De Nederlandse Organisaties Vrijwilligerswerk (NOV) heeft opdracht gekregen een plan van aanpak te ontwikkelen ter stimulering van jeugdvrijwilligerswerk, onder andere in de sport. Het plan van aanpak «Smaakmakers», dat in het najaar van 1999) aan de Tweede Kamer wordt toegezonden, zal worden uitgevoerd in 2000 en 2001. Zowel bij de ontwikkeling als bij de uitvoering van het plan van aanpak zijn tal van organisaties betrokken, waaronder NOC*NSF, het projectbureau Jeugd in Beweging, de Nederlandse Jeugd Groep en het NIZW. Prioriteiten in het plan van aanpak zijn het vergroten van de toegankelijkheid van vrijwilligersorganisaties, het verbeteren van de communicatie over en het imago van vrijwilligerswerk bij jongeren én het vergroten van het leereffect van vrijwilligerswerk, onder andere door middel van een systeem van certificering en het laten aansluiten van het vrijwilligerswerk op de onderwijsprogramma's. Alleen in het hoger onderwijs is de inzet om deze aansluiting op landelijke schaal te realiseren. Voor het voortgezet onderwijs geldt dat de komende jaren via lokale contacten tussen vrijwilligerscentrales en scholen ervaring zal worden opgedaan met het vergroten van het leereffect.
Op jaarbasis is conform motie Essers vanuit de VWS-begroting f 600 000,– beschikbaar, op gelijke basis vanuit de begrotingsonderdelen sport, jeugd en vrijwilligerswerk. NOV verwacht dat incidenteel, op projectniveau, ook andere financieringsbronnen kunnen worden gevonden. De beschikbare middelen worden geïnvesteerd in projecten en activiteiten met een meerwaarde op landelijk niveau. De projectresultaten zullen ter beschikking komen aan onder andere de gemeenten en de landelijke vrijwilligersorganisaties, in de sport en in andere sectoren.
Er is geen directe financiële relatie tussen «Smaakmakers» en de breedtesportimpuls, maar wel een beleidsinhoudelijke relatie. In de komende jaren kunnen de gemeenten bij de ontwikkeling van de breedtesport op lokaal niveau sterk profiteren van de producten en diensten die in het kader van Smaakmakers worden ontwikkeld.
Wanneer zal naar verwachting het onderzoek gereed zijn naar de kwantitatieve behoefte aan arbeidskrachten voor het verenigingsmanagement en naar het financiële draagvlak in de sector voor de daarmee samenhangende loonkosten?
Zijn er onderzoeksgegevens beschikbaar van de behoefte aan professioneel kader binnen de verenigingen?

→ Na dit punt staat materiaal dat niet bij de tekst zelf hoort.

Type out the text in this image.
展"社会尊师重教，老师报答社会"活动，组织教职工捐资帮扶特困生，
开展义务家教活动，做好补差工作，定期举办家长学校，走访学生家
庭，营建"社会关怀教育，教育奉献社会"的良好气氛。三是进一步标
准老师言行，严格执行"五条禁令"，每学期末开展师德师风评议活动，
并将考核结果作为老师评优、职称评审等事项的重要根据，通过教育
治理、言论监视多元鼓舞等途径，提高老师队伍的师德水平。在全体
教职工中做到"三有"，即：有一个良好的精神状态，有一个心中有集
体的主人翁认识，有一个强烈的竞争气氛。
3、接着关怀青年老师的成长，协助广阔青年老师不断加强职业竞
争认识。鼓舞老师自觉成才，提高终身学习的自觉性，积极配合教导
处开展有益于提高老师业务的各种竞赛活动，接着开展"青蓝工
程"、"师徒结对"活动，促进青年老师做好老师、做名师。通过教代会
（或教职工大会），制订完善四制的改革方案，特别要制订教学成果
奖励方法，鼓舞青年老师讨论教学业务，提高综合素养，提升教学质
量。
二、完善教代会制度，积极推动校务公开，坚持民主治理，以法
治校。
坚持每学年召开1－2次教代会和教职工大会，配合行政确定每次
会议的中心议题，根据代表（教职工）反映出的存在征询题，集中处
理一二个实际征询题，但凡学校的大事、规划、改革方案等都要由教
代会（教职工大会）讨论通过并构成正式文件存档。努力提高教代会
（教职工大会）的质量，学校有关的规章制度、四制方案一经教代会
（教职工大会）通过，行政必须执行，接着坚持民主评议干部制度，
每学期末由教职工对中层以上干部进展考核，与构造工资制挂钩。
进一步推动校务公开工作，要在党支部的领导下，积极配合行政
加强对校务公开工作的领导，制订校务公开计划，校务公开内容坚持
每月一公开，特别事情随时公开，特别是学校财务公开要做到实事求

NOC*NSF heeft in het kader van het PrinS-project een plan ontwikkeld om te komen tot 5 000 verenigingsmanagers in de georganiseerde sport. Wat is er nodig om dit plan uit te voeren, en hoeveel financiële middelen zouden hiervoor nodig zijn?
Begin augustus is het NOC*NSF-rapport «Banenplan voor Professionalisering van managementtaken op verenigingsniveau» verschenen. Naar verwachting zal NOC*NSF hierover dit najaar definitieve besluiten nemen. Dat onderzoek geeft onder andere aan dat met name de grotere sportverenigingen (meer dan 250 leden) behoefte hebben aan een professioneel kader. De verenigingen die open staan voor professionalisering, vertegenwoordigen in totaal 2,7 (van de 4,7) miljoen sporters, dat wil zeggen een meerderheid. Door de onderzoekers wordt ingeschat dat drie tot vierduizend fte's, mede gezien de te verwachten scepsis bij sportbestuurders, een realistische raming van de professionaliseringsbehoefte is.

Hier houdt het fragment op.